# Poor abused horse left behind



## UrbanCowgirl9 (Jan 31, 2009)

My great-aunt's next-door neighbor left out of sight, leaving 3 horses behind to fend for them selves. She called the dog wardden and they came and took only 2 of the horses. The small shelter was falling down. Then one day she never saw that horse again. She called the wardden again, but said there were only 2 horses out there, and the warrden refused to come. Me and my sister wanted to go see if the poor old mare was sill alive, and if we could help, but they would'nt let us go just because it was muddy.

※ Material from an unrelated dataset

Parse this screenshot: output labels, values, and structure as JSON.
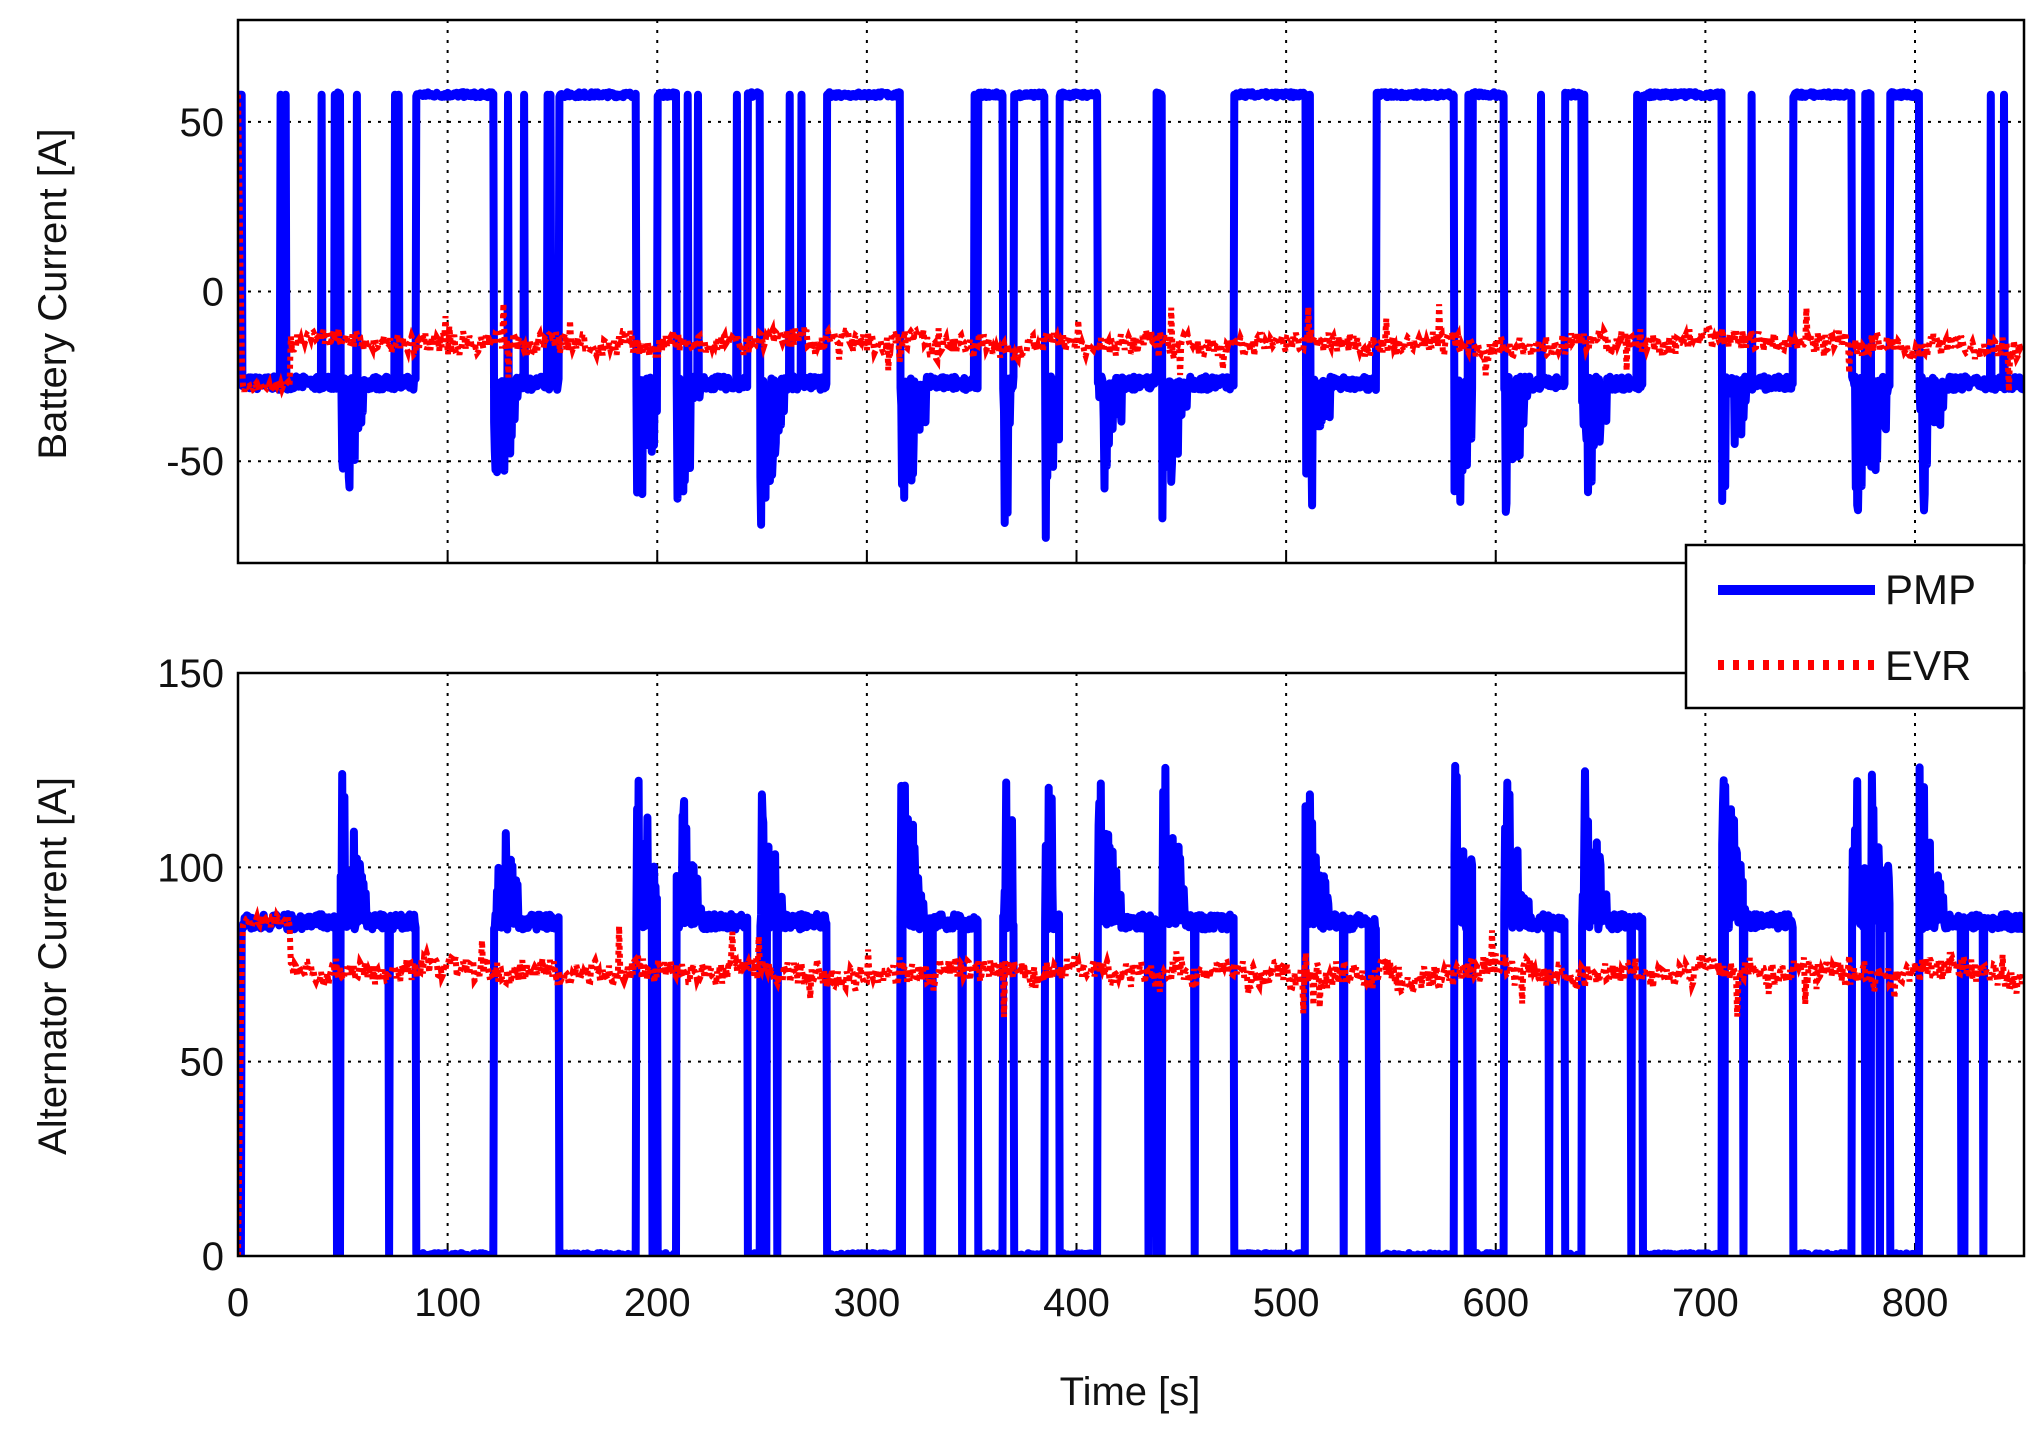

That poor mare was never seen again, just let to suffer and die.:-cry:


----------



## Vidaloco (Sep 14, 2007)

That is pretty sad. Unfortunately with the economy the way it is, your going to see it more and more. Animals are one of the many silent victims of a bad economy. 
I watched a documentary on life after humans. It was very interesting which animals could survive and which wouldn't if humans suddenly disappeared from the planet. Makes me want to keep all my animals outside and take down all the fences. :?


----------



## UrbanCowgirl9 (Jan 31, 2009)

Can't any one reply???????????? 62 views, 1 reply


----------



## Chocolate (Feb 4, 2009)

I think it's pretty horrible how this happens to the animals we love, i'm really sorry.


----------



## zanyoutthere (Jan 31, 2009)

them ppl who do sucha thing should go to jail im so sory!


----------



## TxHorseMom (Mar 4, 2007)

Vida pretty much said it all. I know most are against slaughter, but which is a better death? Starvation? Or a much faster (although not necessairly better) end by slaughter. I do wish it were more humane though.

I do feel bad for the poor mare.


----------